The benefits of this approach are significant:

  • Uniform compiler flags: All dependencies are compiled with the same compiler, standard library, optimization level, and sanitizer settings as the main project. This eliminates subtle ABI mismatches.
  • Selective compilation: Only the source files actually needed are compiled. Many large libraries (like Boost, LLVM, or Arrow) contain far more code than ClickHouse uses.
  • No external tool dependencies: The build requires only CMake, Ninja, and a C/C++ compiler. No autotools, Meson, Bazel, or other build systems are needed.
  • Sanitizer compatibility: When building with ASan, MSan, TSan, or UBSan, all dependencies are instrumented, providing full coverage for bug detection.

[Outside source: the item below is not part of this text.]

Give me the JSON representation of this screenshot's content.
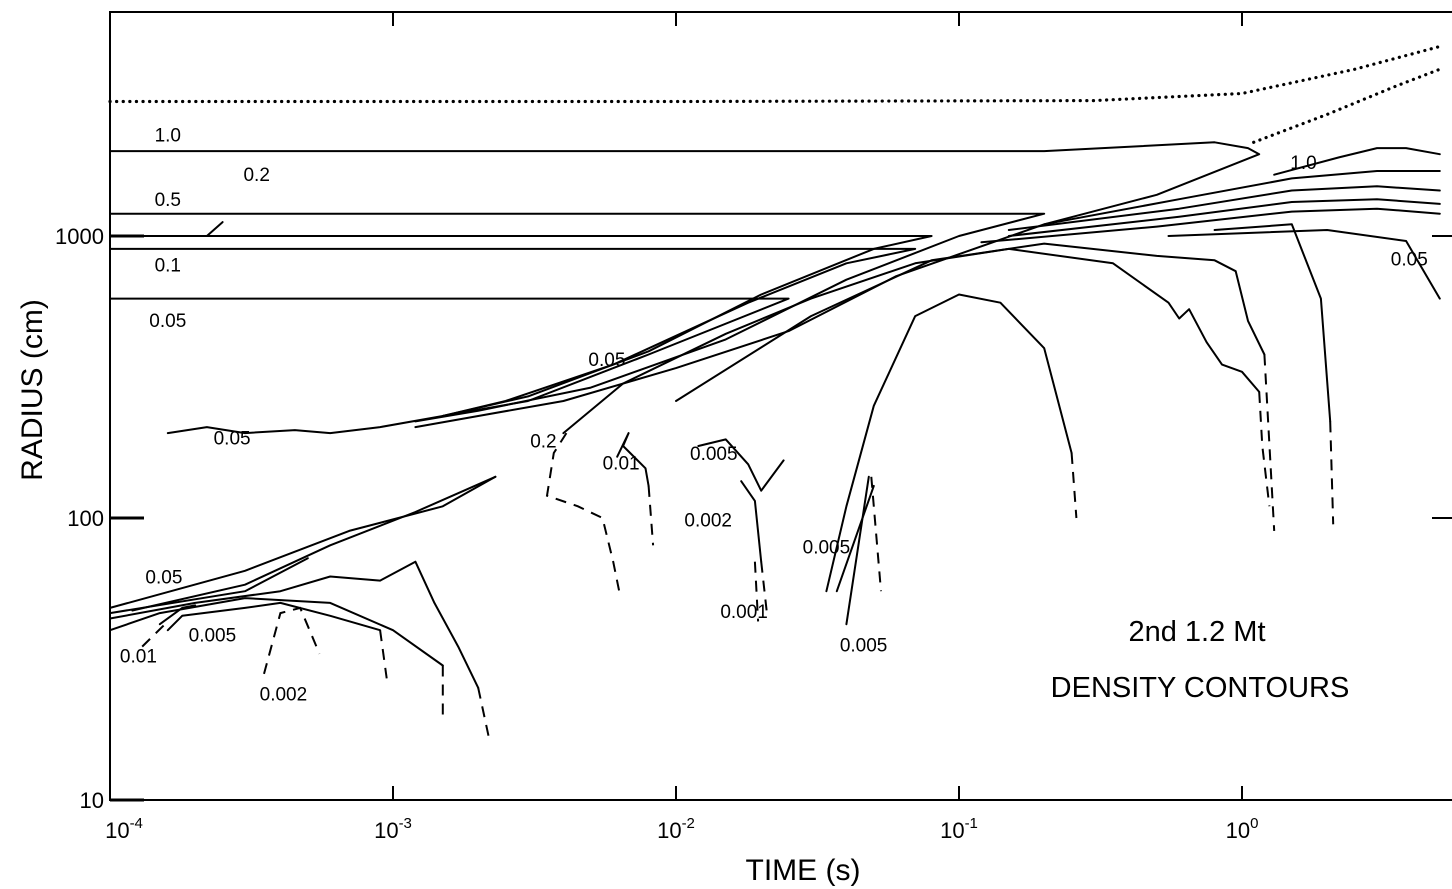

The contrib/CMakeLists.txt file suppresses warnings in third-party code (-w flag) and enables function/data sections (-ffunction-sections -fdata-sections) to allow the linker to garbage-collect unused code.

Usage

Use the CMake wrapper pattern when:

  • The project needs all dependencies compiled with identical compiler flags and sanitizer instrumentation.
  • Upstream build systems are complex, fragile, or introduce unwanted dependencies.
  • Only a subset of each library's functionality is needed.
  • The project must support cross-compilation where native build systems may not work correctly.
  • Reproducibility requires deterministic builds without relying on system-installed library versions.

Theoretical Basis

The CMake wrapper pattern relies on CMake's add_subdirectory command, which processes a child CMakeLists.txt in a specified directory. The add_contrib function in ClickHouse adds a validation layer on top of this:

function add_contrib(cmake_folder, base_folder1, ..., base_folderN):
    if no base_folders specified:
        base_folders = [cmake_folder]

    for each base_folder in base_folders:
        if base_folder does not exist:
            FATAL_ERROR("Typo in folder name?")
        if base_folder is empty:
            WARNING("Submodule missing, run: git submodule update --init")
            return  (skip this dependency gracefully)

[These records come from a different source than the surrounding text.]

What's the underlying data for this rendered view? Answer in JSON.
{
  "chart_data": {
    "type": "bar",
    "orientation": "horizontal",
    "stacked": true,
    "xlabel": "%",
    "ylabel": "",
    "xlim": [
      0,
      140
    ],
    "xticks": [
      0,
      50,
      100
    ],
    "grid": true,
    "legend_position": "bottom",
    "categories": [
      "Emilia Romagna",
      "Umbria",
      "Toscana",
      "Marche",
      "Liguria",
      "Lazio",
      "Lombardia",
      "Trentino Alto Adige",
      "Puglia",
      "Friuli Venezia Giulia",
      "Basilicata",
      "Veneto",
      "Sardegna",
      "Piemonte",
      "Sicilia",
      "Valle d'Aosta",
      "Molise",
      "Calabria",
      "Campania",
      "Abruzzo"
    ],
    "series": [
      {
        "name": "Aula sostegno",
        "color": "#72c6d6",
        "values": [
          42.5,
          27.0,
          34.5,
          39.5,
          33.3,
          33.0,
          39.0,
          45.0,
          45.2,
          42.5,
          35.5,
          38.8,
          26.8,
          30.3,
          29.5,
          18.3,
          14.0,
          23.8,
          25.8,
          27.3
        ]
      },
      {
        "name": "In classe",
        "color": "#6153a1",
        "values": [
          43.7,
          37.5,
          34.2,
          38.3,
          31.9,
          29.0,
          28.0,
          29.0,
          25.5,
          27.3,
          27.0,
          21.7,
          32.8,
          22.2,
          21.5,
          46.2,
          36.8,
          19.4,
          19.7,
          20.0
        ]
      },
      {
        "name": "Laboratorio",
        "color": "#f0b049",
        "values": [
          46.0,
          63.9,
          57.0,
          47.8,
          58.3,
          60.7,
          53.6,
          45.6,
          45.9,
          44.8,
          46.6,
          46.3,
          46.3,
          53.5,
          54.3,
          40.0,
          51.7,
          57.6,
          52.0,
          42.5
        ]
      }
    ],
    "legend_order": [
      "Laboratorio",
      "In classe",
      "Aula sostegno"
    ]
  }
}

    add_subdirectory(cmake_folder)  # Process the CMake wrapper

This design handles two important cases:

  1. Missing submodule (typo): If the directory does not exist at all, it is a fatal error, likely indicating a typo in the CMakeLists.txt.
  2. Empty submodule (not initialized): If the directory exists but is empty (common in CI fast-test builds that only initialize a minimal subset of submodules), the dependency is skipped with a warning rather than failing the build.

The function accepts a cmake_folder (the wrapper directory) and one or more base_folder arguments (the actual submodule source directories). When the source and wrapper directories differ (the common case), both are specified:

add_contrib (openssl-cmake openssl)        # wrapper in openssl-cmake/, source in openssl/
add_contrib (arrow-cmake arrow)            # wrapper in arrow-cmake/, source in arrow/
add_contrib (consistent-hashing)           # wrapper and source in same directory

Some complex dependencies declare multiple base folders to verify that all required submodules are present. For example, the AWS SDK wrapper verifies over a dozen submodule directories.